Extravasated neutrophils per field of view (330 × 160 × 45 μm) were defined as those that had fully transmigrated through both the EC and pericyte layers, identified by characteristic morphological changes to the neutrophil cell body, and were quantified from 8-10 images per mouse.

Thickened EC junctions defined as having a width of > 2 μm were determined using the measuring tool of Imaris software to specify EC-cell contact regions identified by PECAM-1 or VE-Cadherin immunostaining. The frequency of thickened junctions per EC was quantified based on the isosurface masks made on PECAM-1 positive areas (PECAM-1^high junctional and PECAM-1^low non-junctional regions). Fluorescence intensity line profiles along EC-cell contacts (as visualized by PECAM-1 or VE-Cadherin immunostaining) were determined using ImageJ software (NIH) and were used to quantify EC junction width (μm) and junctional molecule enrichment (fluorescence sum intensity) at cell-cell contact sites. 5-8 postcapillary venules were quantified per mouse.

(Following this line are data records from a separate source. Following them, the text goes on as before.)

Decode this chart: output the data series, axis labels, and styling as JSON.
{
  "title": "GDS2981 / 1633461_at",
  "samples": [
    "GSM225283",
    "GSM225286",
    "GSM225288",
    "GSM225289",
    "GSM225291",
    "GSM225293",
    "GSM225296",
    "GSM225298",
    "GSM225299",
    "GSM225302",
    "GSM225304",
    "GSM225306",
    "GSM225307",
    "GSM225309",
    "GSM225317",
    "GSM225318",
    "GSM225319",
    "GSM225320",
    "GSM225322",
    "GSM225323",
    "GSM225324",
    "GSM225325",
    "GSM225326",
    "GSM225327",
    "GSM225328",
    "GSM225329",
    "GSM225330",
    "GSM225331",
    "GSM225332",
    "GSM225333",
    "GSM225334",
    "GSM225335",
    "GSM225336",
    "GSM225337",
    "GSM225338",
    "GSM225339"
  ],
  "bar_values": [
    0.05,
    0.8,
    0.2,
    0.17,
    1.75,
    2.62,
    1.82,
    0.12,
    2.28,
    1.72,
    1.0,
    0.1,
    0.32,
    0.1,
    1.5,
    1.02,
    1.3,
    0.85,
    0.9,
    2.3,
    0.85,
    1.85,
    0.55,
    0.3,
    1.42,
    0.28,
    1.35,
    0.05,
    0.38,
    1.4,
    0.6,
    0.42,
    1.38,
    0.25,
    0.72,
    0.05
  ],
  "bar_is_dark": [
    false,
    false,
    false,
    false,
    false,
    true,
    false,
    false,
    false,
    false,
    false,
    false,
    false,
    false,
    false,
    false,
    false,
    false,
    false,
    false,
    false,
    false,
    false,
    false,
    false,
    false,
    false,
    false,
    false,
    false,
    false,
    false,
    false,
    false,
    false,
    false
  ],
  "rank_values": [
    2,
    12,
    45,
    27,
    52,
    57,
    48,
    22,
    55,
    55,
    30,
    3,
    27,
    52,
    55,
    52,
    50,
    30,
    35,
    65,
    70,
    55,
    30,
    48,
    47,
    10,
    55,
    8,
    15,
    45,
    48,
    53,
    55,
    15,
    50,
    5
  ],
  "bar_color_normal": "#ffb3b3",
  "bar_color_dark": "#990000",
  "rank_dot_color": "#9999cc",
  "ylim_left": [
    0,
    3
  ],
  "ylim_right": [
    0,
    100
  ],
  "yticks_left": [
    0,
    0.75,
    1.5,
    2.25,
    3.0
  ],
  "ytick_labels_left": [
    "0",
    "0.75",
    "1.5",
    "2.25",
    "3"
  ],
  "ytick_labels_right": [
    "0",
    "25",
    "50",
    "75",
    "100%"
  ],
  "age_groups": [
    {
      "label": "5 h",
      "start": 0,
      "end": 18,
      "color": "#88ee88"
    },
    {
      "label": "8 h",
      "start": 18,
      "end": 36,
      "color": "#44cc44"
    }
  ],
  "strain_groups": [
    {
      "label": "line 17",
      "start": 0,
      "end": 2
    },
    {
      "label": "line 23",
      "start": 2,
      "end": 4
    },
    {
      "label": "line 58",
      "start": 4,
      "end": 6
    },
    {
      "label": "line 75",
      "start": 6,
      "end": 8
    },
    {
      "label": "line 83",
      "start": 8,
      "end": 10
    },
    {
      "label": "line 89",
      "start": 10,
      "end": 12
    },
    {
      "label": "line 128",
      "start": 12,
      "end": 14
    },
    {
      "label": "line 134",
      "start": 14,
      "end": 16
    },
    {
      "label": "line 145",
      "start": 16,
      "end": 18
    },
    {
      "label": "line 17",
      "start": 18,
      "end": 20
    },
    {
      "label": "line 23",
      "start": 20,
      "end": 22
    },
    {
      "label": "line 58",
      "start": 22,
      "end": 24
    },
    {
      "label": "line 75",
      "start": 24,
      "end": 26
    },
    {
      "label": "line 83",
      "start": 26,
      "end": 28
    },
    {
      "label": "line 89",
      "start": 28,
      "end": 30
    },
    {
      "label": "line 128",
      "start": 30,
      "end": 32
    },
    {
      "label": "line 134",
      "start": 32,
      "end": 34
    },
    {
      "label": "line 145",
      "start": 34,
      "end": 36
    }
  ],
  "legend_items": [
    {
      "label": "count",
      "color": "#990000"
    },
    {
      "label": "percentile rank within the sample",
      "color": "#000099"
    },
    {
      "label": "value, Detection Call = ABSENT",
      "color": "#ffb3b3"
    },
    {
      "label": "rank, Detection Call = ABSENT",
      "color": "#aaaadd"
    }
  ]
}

Quantification of fixed HUVEC images

Images were smoothed with a Gaussian filter and background signal removed using the ImageJ ‘Background Subtraction’ function. Manual thresholding was carried out on each channel by visual inspection. Signal colocalization was quantified using the Manders colocalization coefficient, implemented using the ImageJ JACoP plugin (Bolte and Cordelières, 2006). Where biological control was not possible, the analysis was repeated after 90^o rotational offset of one channel with respect to the other, providing an internal control (referred to as offset control in main text). The number of GFP-LC3 vesicles co-labeled with PECAM-1 and/or WIPI2 were determined using the ImageJ 3D Objects Counter plugin (Bolte and Cordelières, 2006).Following image pre-processing, binary ‘colocalization’ channels were derived from the intersection of the individual channel thresholds. Puncta with a minimum 50 voxel overlap were counted, in addition to the total GFP-LC3 puncta number.

Statistics

Statistical analyses were performed using Prism 8.0 software (GraphPad) and datasets expressed as mean ± SEM with n numbers of 3 or more biological replicates as detailed in Figure legends. Sample sizes were chosen on the basis of published work in which similar experiments had been reported. Comparisons between two groups were carried out using the paired or unpaired Student’s t test. One-way ANOVA or two-way ANOVA with Tukey’s or Bonferroni′s post hoc test were performed for multiple group comparisons. Statistical significance was accepted at p < 0.05.

Published: August 6, 2021

Data and code availability

This study did not generate or analyze large datasets or codes.